Superconductivity in rhombohedral trilayer graphene

2021 
Accessing superconductivity via the electric field-effect in a clean, two-dimensional device is a central goal of nanoelectronics. Recently, superconductivity has been realized in graphene moire heterostructures1–4, however, many of these structures are not mechanically stable, and experiments show signatures of strong disorder. Here we report the observation of superconductivity—manifesting as low- or vanishing resistivity at sub-kelvin temperatures—in crystalline rhombohedral trilayer graphene5,6, a structurally metastable carbon allotrope. Superconductivity occurs in two distinct gate-tuned regions (SC1 and SC2), and is deep in the clean limit defined by the ratio of mean free path and superconducting coherence length.
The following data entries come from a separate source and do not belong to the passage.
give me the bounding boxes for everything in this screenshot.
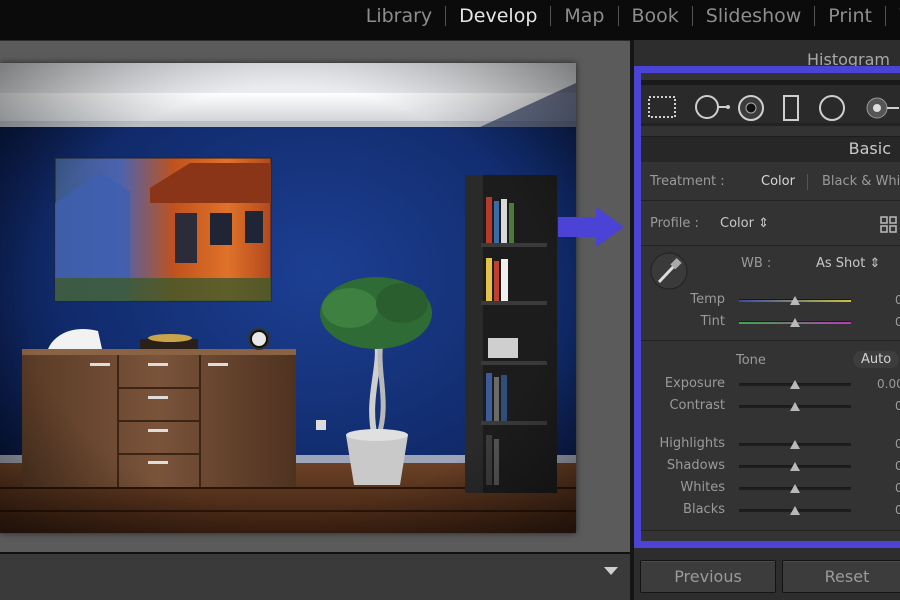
whites-value[interactable]: 0 [895,481,900,495]
module-list: Library Develop Map Book Slideshow Print… [353,0,900,32]
photo-image [0,63,576,533]
basic-panel-header[interactable]: Basic [641,136,900,162]
wb-row: WB : As Shot ⇕ [641,256,900,274]
red-eye-icon[interactable] [737,94,765,122]
section-divider [641,245,900,246]
treatment-color-option[interactable]: Color [761,174,795,189]
blacks-value[interactable]: 0 [895,503,900,517]
tint-slider[interactable] [739,318,851,327]
tone-row: Tone Auto [641,351,900,372]
contrast-slider-thumb[interactable] [790,402,800,411]
tint-value[interactable]: 0 [895,315,900,329]
blacks-slider[interactable] [739,506,851,515]
module-map[interactable]: Map [551,5,617,27]
contrast-label: Contrast [669,398,725,413]
profile-label: Profile : [650,216,699,231]
tint-label: Tint [700,314,726,329]
wb-label: WB : [741,256,772,271]
blacks-label: Blacks [683,502,725,517]
photo-preview[interactable] [0,63,576,533]
exposure-value[interactable]: 0.00 [877,377,900,391]
treatment-bw-option[interactable]: Black & White [822,174,900,189]
profile-row: Profile : Color ⇕ [641,216,900,234]
highlights-slider-thumb[interactable] [790,440,800,449]
callout-arrow-icon [558,207,624,247]
tone-label: Tone [736,353,766,368]
adjustment-brush-icon[interactable] [863,94,899,122]
contrast-row: Contrast 0 [641,398,900,416]
whites-label: Whites [680,480,725,495]
module-picker-bar: Library Develop Map Book Slideshow Print… [0,0,900,40]
contrast-slider[interactable] [739,402,851,411]
wb-dropdown[interactable]: As Shot ⇕ [816,256,880,271]
module-slideshow[interactable]: Slideshow [693,5,814,27]
whites-row: Whites 0 [641,480,900,498]
contrast-value[interactable]: 0 [895,399,900,413]
previous-button[interactable]: Previous [640,560,776,593]
radial-filter-icon[interactable] [818,94,846,122]
spot-removal-icon[interactable] [691,94,731,120]
treatment-row: Treatment : Color Black & White [641,174,900,192]
section-divider [641,340,900,341]
profile-browser-grid-icon[interactable] [879,216,899,234]
temp-slider-thumb[interactable] [790,296,800,305]
treatment-separator [807,174,808,190]
filmstrip-toggle-icon[interactable] [604,567,618,575]
temp-slider[interactable] [739,296,851,305]
temp-label: Temp [690,292,725,307]
shadows-slider[interactable] [739,462,851,471]
crop-overlay-icon[interactable] [647,94,677,120]
module-develop[interactable]: Develop [446,5,550,27]
highlights-row: Highlights 0 [641,436,900,454]
exposure-row: Exposure 0.00 [641,376,900,394]
profile-dropdown[interactable]: Color ⇕ [720,216,769,231]
auto-tone-button[interactable]: Auto [853,351,900,368]
module-library[interactable]: Library [353,5,445,27]
module-web[interactable]: W [886,5,900,27]
temp-row: Temp 0 [641,292,900,310]
graduated-filter-icon[interactable] [781,94,801,122]
develop-right-panel: Histogram Basic Treatment : Color Black … [634,40,900,600]
section-divider [641,530,900,531]
exposure-slider[interactable] [739,380,851,389]
module-print[interactable]: Print [815,5,885,27]
module-book[interactable]: Book [619,5,692,27]
blacks-row: Blacks 0 [641,502,900,520]
develop-tool-strip [641,80,900,126]
blacks-slider-thumb[interactable] [790,506,800,515]
highlights-value[interactable]: 0 [895,437,900,451]
temp-value[interactable]: 0 [895,293,900,307]
exposure-slider-thumb[interactable] [790,380,800,389]
reset-button[interactable]: Reset [782,560,900,593]
highlights-label: Highlights [659,436,725,451]
shadows-value[interactable]: 0 [895,459,900,473]
section-divider [641,200,900,201]
treatment-label: Treatment : [650,174,725,189]
basic-panel-title: Basic [848,139,891,158]
filmstrip-toolbar [0,552,630,600]
tint-row: Tint 0 [641,314,900,332]
photo-canvas-area [0,40,630,552]
whites-slider-thumb[interactable] [790,484,800,493]
shadows-label: Shadows [666,458,725,473]
tint-slider-thumb[interactable] [790,318,800,327]
exposure-label: Exposure [664,376,725,391]
shadows-row: Shadows 0 [641,458,900,476]
highlights-slider[interactable] [739,440,851,449]
shadows-slider-thumb[interactable] [790,462,800,471]
whites-slider[interactable] [739,484,851,493]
Mapping of the normal state Fermi surfaces by quantum oscillations reveals that both superconductors emerge from an annular Fermi sea, and are proximal carrier density to an isospin symmetry-breaking transition where the Fermi surface degeneracy changes7. Whereas SC1 emerges from a paramagnetic normal state, SC2 emerges from a spin-polarized, valley-unpolarized half-metal1 and violates the Pauli limit for in-plane magnetic fields by at least one order of magnitude8,9. We discuss our results in light of several mechanisms including conventional phonon-mediated pairing10,11, pairing due to fluctuations of the proximal isospin order12, and intrinsic instabilities of the annular Fermi liquid13,14. Our observation of superconductivity in a clean and structurally simple two-dimensional metal provides a model system to test competing theoretical models of superconductivity without the complication of modeling disorder, while enabling new classes of field-effect controlled electronic devices based on correlated electron phenomena and ballistic electron transport.